Bug A.2 — picture_pool.c return-to-pool path missing pthread_cond_signal

vmaf_picture_pool_fetch pops a free-list index then may fail later (OOM on the priv malloc, or any error from vmaf_picture_set_release_callback or vmaf_ref_init). On these error paths the function jumps to return_to_pool, pushes the index back to pool->free_list, and unlocks. The pre-fix code never called pthread_cond_signal(&pool->available). Any thread already sleeping in pthread_cond_wait (pool exhausted) would never wake, causing an indefinite deadlock. This is the same class of bug described in PR #1415 / ADR-0607 (feedback_shared_resource_outlive_worker_scope): a shared resource (free-list slot) was returned but the owner (waiting thread) was not notified.

Bug A.3 — dangling pic->priv after failed fetch

In the same vmaf_picture_pool_fetch function, pic->priv is set on line 232 before the two calls that can fail. On failure, free(priv) was called but pic->priv was not nulled. Any code path that inspects pic->priv after a failed fetch would dereference freed memory (undefined behaviour, detectable by ASan or valgrind).

Decision

Apply the following targeted fixes:

  1. A.1: Add a new label fail_after_stream between fail and fail_after_pop in both init_with_primary_context and init_with_provided_context. The new label calls cuStreamDestroy(cu_state->str) (guarded by a NULL check) and zeros cu_state->str. The cuCtxPopCurrent on the success path now jumps to fail_after_stream instead of fail_after_pop.
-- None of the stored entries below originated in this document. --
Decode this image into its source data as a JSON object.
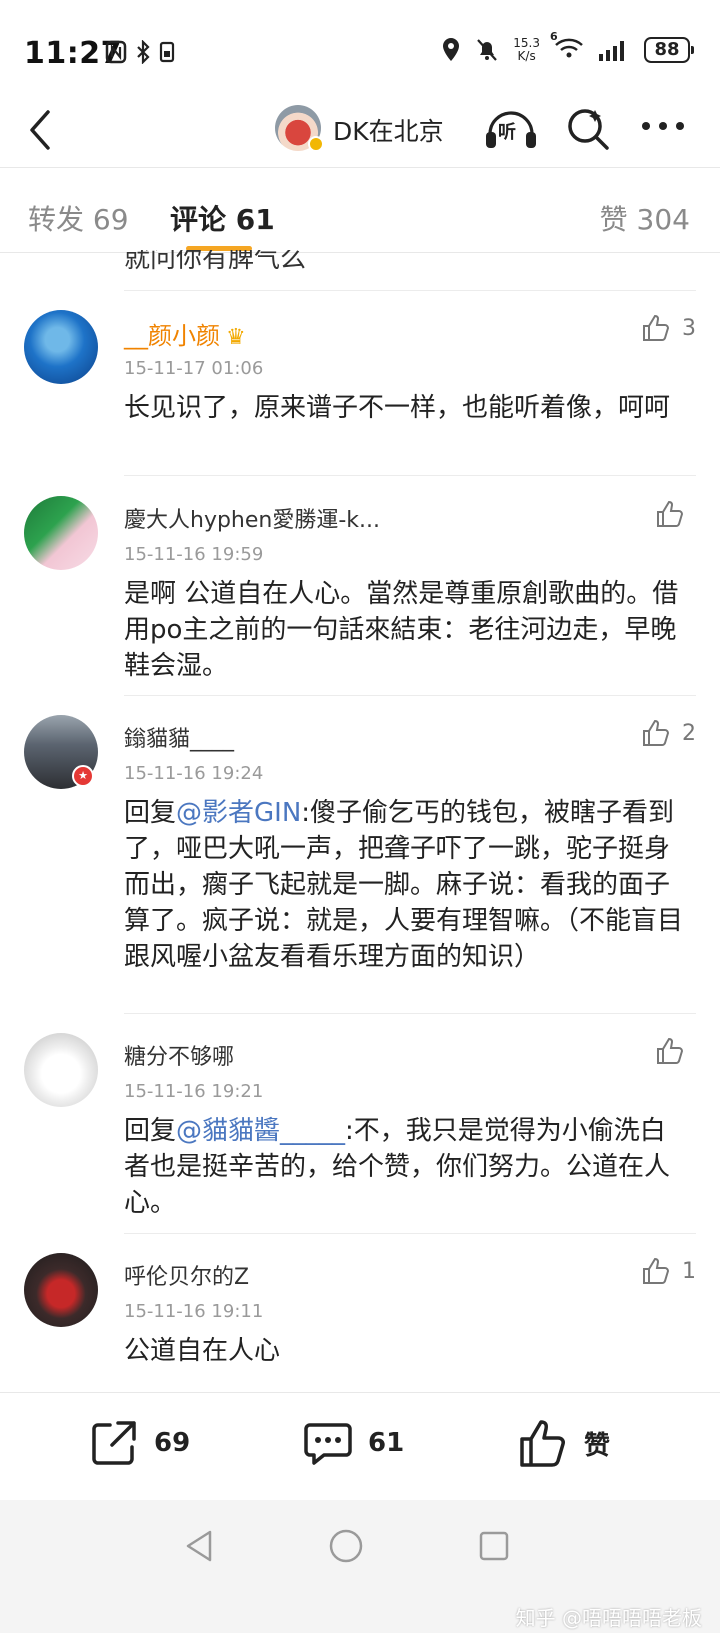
{
  "status_bar": {
    "time": "11:27",
    "net_speed_value": "15.3",
    "net_speed_unit": "K/s",
    "network": "6",
    "battery": "88"
  },
  "nav": {
    "title": "DK在北京",
    "listen_label": "听",
    "icons": [
      "back-arrow-icon",
      "avatar",
      "headphones-icon",
      "search-icon",
      "more-icon"
    ]
  },
  "tabs": {
    "repost": "转发 69",
    "comments": "评论 61",
    "likes": "赞 304"
  },
  "partial_top_text": "就问你有脾气么",
  "comments": [
    {
      "user": "__颜小颜",
      "vip": true,
      "time": "15-11-17 01:06",
      "likes": "3",
      "text": "长见识了，原来谱子不一样，也能听着像，呵呵"
    },
    {
      "user": "慶大人hyphen愛勝運-k...",
      "vip": false,
      "time": "15-11-16 19:59",
      "likes": "",
      "text": "是啊 公道自在人心。當然是尊重原創歌曲的。借用po主之前的一句話來結束：老往河边走，早晚鞋会湿。"
    },
    {
      "user": "鎓貓貓____",
      "vip": false,
      "time": "15-11-16 19:24",
      "likes": "2",
      "reply_prefix": "回复",
      "mention": "@影者GIN",
      "text": ":傻子偷乞丐的钱包，被瞎子看到了，哑巴大吼一声，把聋子吓了一跳，驼子挺身而出，瘸子飞起就是一脚。麻子说：看我的面子算了。疯子说：就是，人要有理智嘛。（不能盲目跟风喔小盆友看看乐理方面的知识）"
    },
    {
      "user": "糖分不够哪",
      "vip": false,
      "time": "15-11-16 19:21",
      "likes": "",
      "reply_prefix": "回复",
      "mention": "@貓貓醬_____",
      "text": ":不，我只是觉得为小偷洗白者也是挺辛苦的，给个赞，你们努力。公道在人心。"
    },
    {
      "user": "呼伦贝尔的Z",
      "vip": false,
      "time": "15-11-16 19:11",
      "likes": "1",
      "text": "公道自在人心"
    }
  ],
  "action_bar": {
    "repost_count": "69",
    "comment_count": "61",
    "like_label": "赞"
  },
  "watermark": "知乎 @唔唔唔唔老板",
  "colors": {
    "accent_orange": "#f5a623",
    "vip_name": "#f08300",
    "mention_blue": "#4b77c0"
  }
}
  2. A.2: Add pthread_cond_signal(&pool->available) in the return_to_pool block in vmaf_picture_pool_fetch, between the pool->free_list push and the pthread_mutex_unlock.
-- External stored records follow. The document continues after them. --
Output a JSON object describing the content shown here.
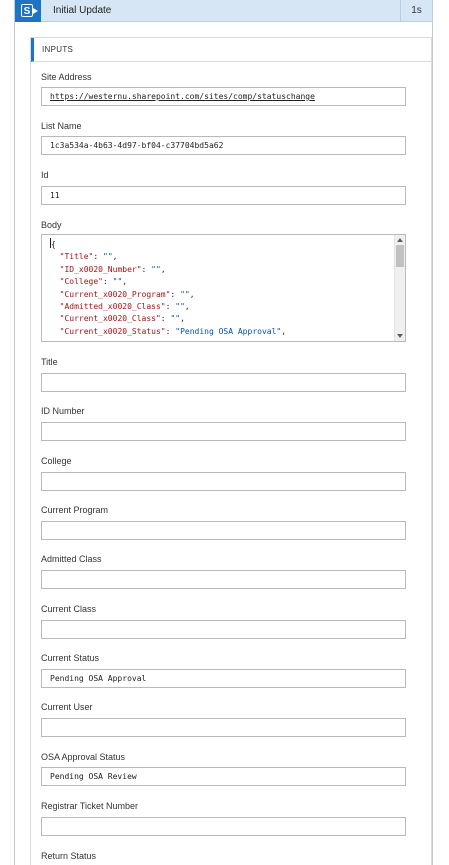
{
  "header": {
    "title": "Initial Update",
    "duration": "1s",
    "icon": "sharepoint-icon",
    "accent_color": "#1e74c4",
    "header_bg": "#d6e6f5"
  },
  "inputs": {
    "section_label": "INPUTS",
    "site_address": {
      "label": "Site Address",
      "value": "https://westernu.sharepoint.com/sites/comp/statuschange"
    },
    "list_name": {
      "label": "List Name",
      "value": "1c3a534a-4b63-4d97-bf04-c37704bd5a62"
    },
    "id": {
      "label": "Id",
      "value": "11"
    },
    "body": {
      "label": "Body",
      "open_brace": "{",
      "lines": [
        {
          "key": "\"Title\"",
          "value": "\"\""
        },
        {
          "key": "\"ID_x0020_Number\"",
          "value": "\"\""
        },
        {
          "key": "\"College\"",
          "value": "\"\""
        },
        {
          "key": "\"Current_x0020_Program\"",
          "value": "\"\""
        },
        {
          "key": "\"Admitted_x0020_Class\"",
          "value": "\"\""
        },
        {
          "key": "\"Current_x0020_Class\"",
          "value": "\"\""
        },
        {
          "key": "\"Current_x0020_Status\"",
          "value": "\"Pending OSA Approval\""
        }
      ]
    },
    "title": {
      "label": "Title",
      "value": ""
    },
    "id_number": {
      "label": "ID Number",
      "value": ""
    },
    "college": {
      "label": "College",
      "value": ""
    },
    "current_program": {
      "label": "Current Program",
      "value": ""
    },
    "admitted_class": {
      "label": "Admitted Class",
      "value": ""
    },
    "current_class": {
      "label": "Current Class",
      "value": ""
    },
    "current_status": {
      "label": "Current Status",
      "value": "Pending OSA Approval"
    },
    "current_user": {
      "label": "Current User",
      "value": ""
    },
    "osa_approval_status": {
      "label": "OSA Approval Status",
      "value": "Pending OSA Review"
    },
    "registrar_ticket_number": {
      "label": "Registrar Ticket Number",
      "value": ""
    },
    "return_status": {
      "label": "Return Status"
    }
  }
}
  3. A.3: Add pic->priv = NULL; after free(priv) in both error branches of vmaf_picture_pool_fetch (the vmaf_picture_set_release_callback failure branch and the vmaf_ref_init failure branch).

Add a new CPU-gated test core/test/test_picture_pool_error_paths.c that covers:

  • test_pool_fetch_priv_not_null_on_success — confirms the A.3 fix does not clobber pic->priv on the success path.
  • test_pool_fetch_unref_refetch — confirms the A.2 signal path allows re-fetch after unref (deadlock regression guard).
  • test_pool_waiter_woken_on_unref — spawns a waiter thread on an exhausted pool and verifies it wakes when the holder releases via vmaf_picture_unref.
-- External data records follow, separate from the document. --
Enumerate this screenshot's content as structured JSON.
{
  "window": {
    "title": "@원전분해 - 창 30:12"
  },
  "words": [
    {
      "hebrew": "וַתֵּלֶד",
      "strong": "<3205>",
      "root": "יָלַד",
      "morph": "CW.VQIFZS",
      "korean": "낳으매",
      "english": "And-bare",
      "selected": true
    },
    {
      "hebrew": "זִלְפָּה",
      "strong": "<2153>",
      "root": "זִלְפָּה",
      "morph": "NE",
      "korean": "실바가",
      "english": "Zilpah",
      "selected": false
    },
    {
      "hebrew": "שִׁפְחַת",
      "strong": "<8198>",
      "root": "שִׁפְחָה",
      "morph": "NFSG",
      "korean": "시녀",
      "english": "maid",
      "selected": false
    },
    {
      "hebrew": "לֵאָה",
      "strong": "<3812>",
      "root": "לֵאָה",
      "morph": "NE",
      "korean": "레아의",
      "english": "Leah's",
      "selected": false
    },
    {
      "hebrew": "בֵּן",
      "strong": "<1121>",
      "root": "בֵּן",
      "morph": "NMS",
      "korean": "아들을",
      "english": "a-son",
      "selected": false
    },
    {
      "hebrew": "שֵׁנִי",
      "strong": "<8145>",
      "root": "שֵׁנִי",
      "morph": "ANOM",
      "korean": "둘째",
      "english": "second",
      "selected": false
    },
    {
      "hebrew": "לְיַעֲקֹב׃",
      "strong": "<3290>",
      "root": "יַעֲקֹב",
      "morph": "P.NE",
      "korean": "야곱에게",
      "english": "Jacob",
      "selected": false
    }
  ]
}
Direct injection of the error-path return_to_pool signal (A.2, OOM path) and the dangling-priv null-out (A.3) would require linker-level malloc interception; this is documented in the test file's preamble as infeasible in the current harness.

Alternatives considered

Option Pros Cons Why not chosen
Refactor both init functions to use RAII-style cleanup list Eliminates goto labels; cleaner unwind Non-trivial refactor; deviates from the existing goto-unwind convention used throughout the file The existing pattern is correct when labels are ordered properly; targeted fix is lower-risk
Wrap vmaf_picture_pool_fetch in a retry loop rather than signal Avoids the condvar issue by never blocking Busy-waits; wastes CPU; changes observable behaviour Correctness fix is always preferable to a workaround
Null pic->priv unconditionally at function entry Simpler Would clobber a valid pointer if the caller reuses the struct without zeroing Point-of-error null is safer and self-documenting

Consequences

  • Positive: Three resource-management bugs removed. The CUDA stream leak (A.1) is particularly important under driver-error injection or OOM scenarios where init is retried. The pool deadlock (A.2) could manifest in long-running vmaf-tune jobs with small pools and concurrent threads.
  • Negative: Minimal — the new fail_after_stream label adds four lines per function; the signal and null add one line each.
  • Neutral / follow-ups: The new test adds a 50 ms nanosleep in test_pool_waiter_woken_on_unref; this is necessary to let the waiter thread reach pthread_cond_wait before the holder is released.

References

  • feedback_shared_resource_outlive_worker_scope (PR #1415, ADR-0607): canonical pattern — a worker's cleanup must not silently discard a shared resource (free-list slot, semaphore count) without notifying dependents.
  • Round-25 audit findings A.1, A.2, A.3.
  • core/src/cuda/common.c (Netflix#1300 original fix context).
  • core/src/picture_pool.c (successful release path at line 76 already called pthread_cond_signal; the error path did not — asymmetry is the root cause of A.2).